The Worst Has Passed – Business Confidence Lifts
24 March 2006
Media Release
The Worst Has Passed – Business Confidence Lifts
The decline in business confidence that began a year ago has begun its turn, according to a survey of over a thousand business respondents undertaken electronically by the Auckland Chamber of Commerce earlier this week.
Key messages from the survey that asked businesses to look ahead at conditions for the next six months show less pessimism about times ahead, and a sharp turnaround in favour of a view that interest rates will start coming down in the period ahead.
Commenting, Chamber Chief Executive Michael Barnett notes that the fall in confidence that began in the Chamber’s March survey last year has stopped, with fewer businesses predicting a worsening environment for doing business and proportionately more believing their own prospects will improve.

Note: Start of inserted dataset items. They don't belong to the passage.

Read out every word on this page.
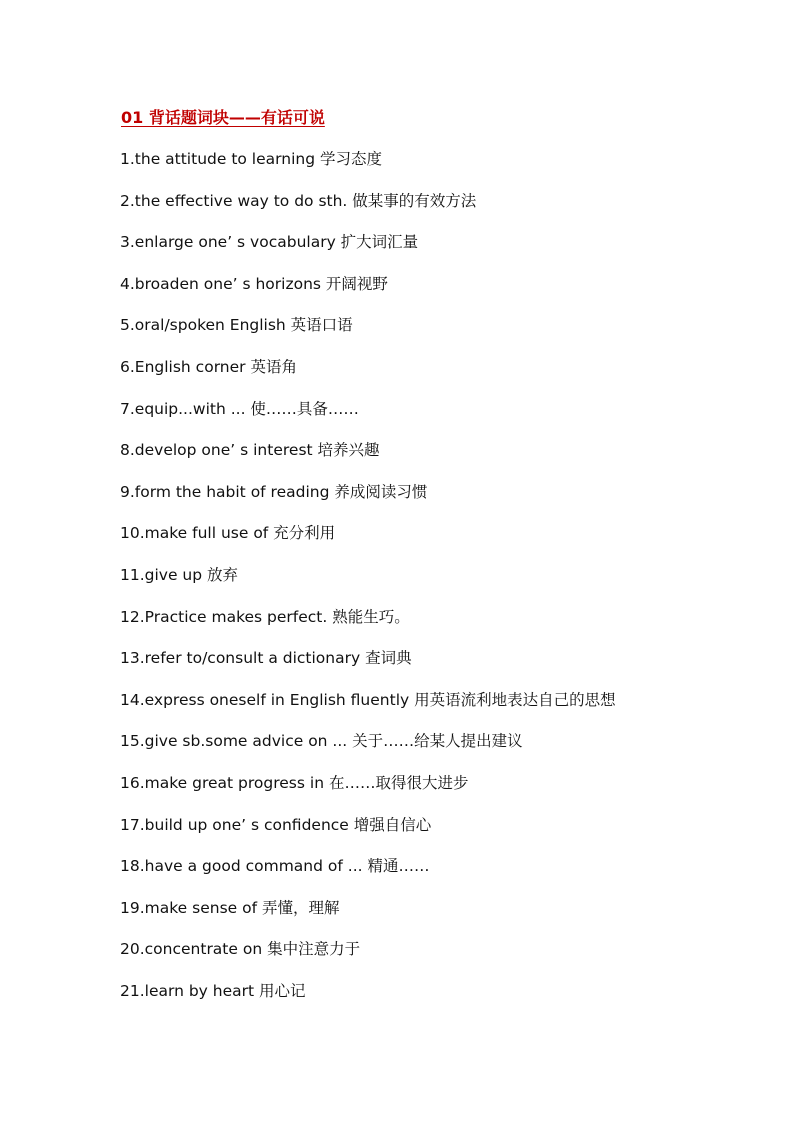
01 背话题词块——有话可说
1.the attitude to learning 学习态度
2.the effective way to do sth. 做某事的有效方法
3.enlarge one’ s vocabulary 扩大词汇量
4.broaden one’ s horizons 开阔视野
5.oral/spoken English 英语口语
6.English corner 英语角
7.equip...with ... 使……具备……
8.develop one’ s interest 培养兴趣
9.form the habit of reading 养成阅读习惯
10.make full use of 充分利用
11.give up 放弃
12.Practice makes perfect. 熟能生巧。
13.refer to/consult a dictionary 查词典
14.express oneself in English fluently 用英语流利地表达自己的思想
15.give sb.some advice on ... 关于……给某人提出建议
16.make great progress in 在……取得很大进步
17.build up one’ s confidence 增强自信心
18.have a good command of ... 精通……
19.make sense of 弄懂，理解
20.concentrate on 集中注意力于
21.learn by heart 用心记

“This is not the bad news many might have expected in the face of all the negative talk at the moment. It seems that the fear of the unknown that dominated the talk from the Government and Reserve Bank through last year about forcing up interest rates has been ‘worked through’ and businesses are taking their own decisions to bounce back.”
The big message now is how Government and business can take advantage of the more favourable exchange rate that has burst onto the scene,” said Mr Barnett. “Clearly, a window of opportunity is opening up for exporters and we should take full advantage while it lasts.”
At the end of the day, the strong survival instinct of many businesses is apparent. “The survey findings show that 49% of businesses are picking the business environment to get worse in the next six months, but this compares with 59% who held this view at the previous survey last December.”
Main survey findings were:
On Confidence
- 49% of firms believe conditions
for business will get worse over the next six months,
compared with 59% in the previous December survey and 55% in
September. However, only 8% believe conditions will improve,
compared with 7% in the December survey.
- 40% of firms
believe conditions for their own individual business will
improve over the next six months, compared to 35% in the
December survey. In contrast, 21% believe their situation
will get worse, compared to 25% and 23% in the previous two
surveys.
On Skills
- 37% of firms believe it will continue to be harder to employ the right people with the right skills, compared to 54% a year ago.
On Interest Rates
- 33% of respondents now believe interest rates will
rise, compared with 85% in the previous survey in December
and 67% in September.
- 24% of respondents believe
interest rates will decrease in the next 12 months, compared
to just 3% who held this view last December, and 5% in
September.
Mr Barnett noted a similar survey undertaken by the Wellington Chamber of Commerce this week revealed a similar result.
“This is a ‘here and now’ survey of what business believes. We shouldn’t hide from the fact that many businesses in the past few months have been intimidated by the negative messages from the Reserve Bank and others. However the result is nonetheless reassuring that businesses are not going to fold up their tents based on rhetoric,” said Mr Barnett. “There is cause for some optimism.”